• Chemistry: MgAlBO4 , Magnesium Aluminum Borate.
  • Class: Carbonates
  • Subclass: Borates
  • Uses: An a gemstone and as mineral specimens.
  • Specimens

Sinhalite is rare mineral and known only from the gem gravels in Sri Lanka. It was thought to be a brownish variety of the normally green peridot, the gem variety of olivine. It was first discovered to be a new species in 1952 when an unusually dark brown specimen came under scientific scrutiny. Since then it has been an unusual gemstone, being a member of the borates. Because it is so rare, has few notable characteristics to give it distinction and the not too overwhelming demand for brownish green gemstones; sinhalite has not enjoyed much success on the gemstone markets and is usually sought after only by collectors of rare and unusual gemstones. Sinhalite gets its name from sinhala, the Sanskrit word for the island of Ceylon, now known as Sri Lanka.

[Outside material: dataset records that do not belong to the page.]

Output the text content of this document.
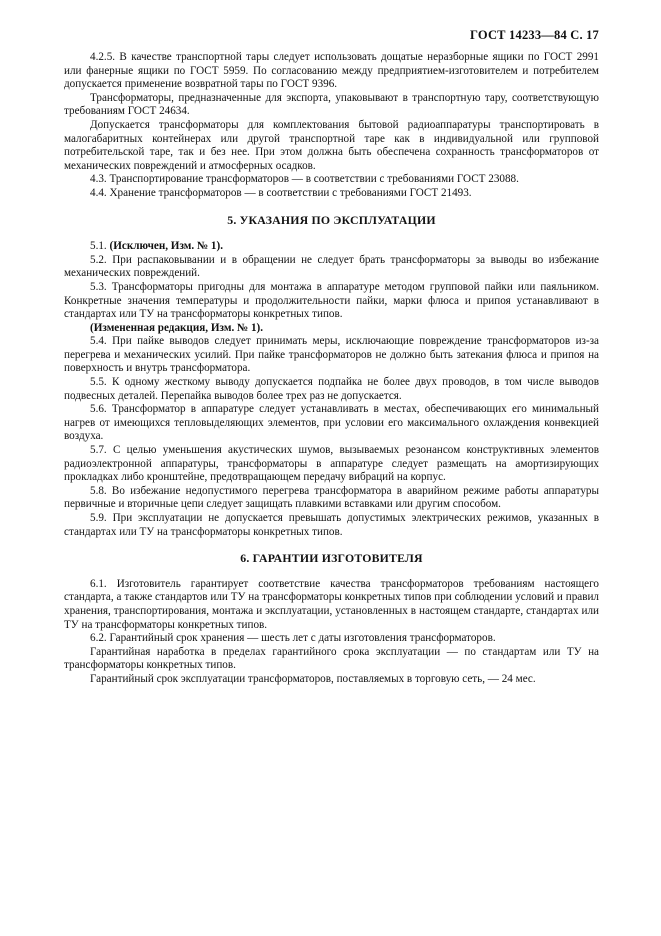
ГОСТ 14233—84 С. 17

4.2.5. В качестве транспортной тары следует использовать дощатые неразборные ящики по ГОСТ 2991 или фанерные ящики по ГОСТ 5959. По согласованию между предприятием-изготовителем и потребителем допускается применение возвратной тары по ГОСТ 9396.

Трансформаторы, предназначенные для экспорта, упаковывают в транспортную тару, соответствующую требованиям ГОСТ 24634.

Допускается трансформаторы для комплектования бытовой радиоаппаратуры транспортировать в малогабаритных контейнерах или другой транспортной таре как в индивидуальной или групповой потребительской таре, так и без нее. При этом должна быть обеспечена сохранность трансформаторов от механических повреждений и атмосферных осадков.

4.3. Транспортирование трансформаторов — в соответствии с требованиями ГОСТ 23088.

4.4. Хранение трансформаторов — в соответствии с требованиями ГОСТ 21493.

5. УКАЗАНИЯ ПО ЭКСПЛУАТАЦИИ

5.1. (Исключен, Изм. № 1).

5.2. При распаковывании и в обращении не следует брать трансформаторы за выводы во избежание механических повреждений.

5.3. Трансформаторы пригодны для монтажа в аппаратуре методом групповой пайки или паяльником. Конкретные значения температуры и продолжительности пайки, марки флюса и припоя устанавливают в стандартах или ТУ на трансформаторы конкретных типов.

(Измененная редакция, Изм. № 1).

5.4. При пайке выводов следует принимать меры, исключающие повреждение трансформаторов из-за перегрева и механических усилий. При пайке трансформаторов не должно быть затекания флюса и припоя на поверхность и внутрь трансформатора.

5.5. К одному жесткому выводу допускается подпайка не более двух проводов, в том числе выводов подвесных деталей. Перепайка выводов более трех раз не допускается.

5.6. Трансформатор в аппаратуре следует устанавливать в местах, обеспечивающих его минимальный нагрев от имеющихся тепловыделяющих элементов, при условии его максимального охлаждения конвекцией воздуха.

5.7. С целью уменьшения акустических шумов, вызываемых резонансом конструктивных элементов радиоэлектронной аппаратуры, трансформаторы в аппаратуре следует размещать на амортизирующих прокладках либо кронштейне, предотвращающем передачу вибраций на корпус.

5.8. Во избежание недопустимого перегрева трансформатора в аварийном режиме работы аппаратуры первичные и вторичные цепи следует защищать плавкими вставками или другим способом.

5.9. При эксплуатации не допускается превышать допустимых электрических режимов, указанных в стандартах или ТУ на трансформаторы конкретных типов.

6. ГАРАНТИИ ИЗГОТОВИТЕЛЯ

6.1. Изготовитель гарантирует соответствие качества трансформаторов требованиям настоящего стандарта, а также стандартов или ТУ на трансформаторы конкретных типов при соблюдении условий и правил хранения, транспортирования, монтажа и эксплуатации, установленных в настоящем стандарте, стандартах или ТУ на трансформаторы конкретных типов.

6.2. Гарантийный срок хранения — шесть лет с даты изготовления трансформаторов.

Гарантийная наработка в пределах гарантийного срока эксплуатации — по стандартам или ТУ на трансформаторы конкретных типов.

Гарантийный срок эксплуатации трансформаторов, поставляемых в торговую сеть, — 24 мес.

  • Color is greenish brown to brown, sometimes greenish-yellow.
  • Luster is vitreous.
  • Transparency: Crystals are transparent to translucent.
  • Crystal System is orthorhombic.
  • Crystal Habits are quite limited to alluvial grains found in gem gravels.
  • Cleavage is distinct in two directions.
  • Hardness is 6.5
  • Specific Gravity is approximately 3.5 (slightly above average for translucent minerals)
  • Streak is white.
  • Other Characteristics: strongly pleochroic, meaning it may appear to have different colors from different viewing angles.
  • Associated Minerals are other gem gravel minerals such as ruby, sapphire, peridot and garnets.
  • Notable Occurrences are limited to the gem gravels of Sri Lanka.
  • Best Field Indicators are color, locality, pleochroism and the relatively high hardness.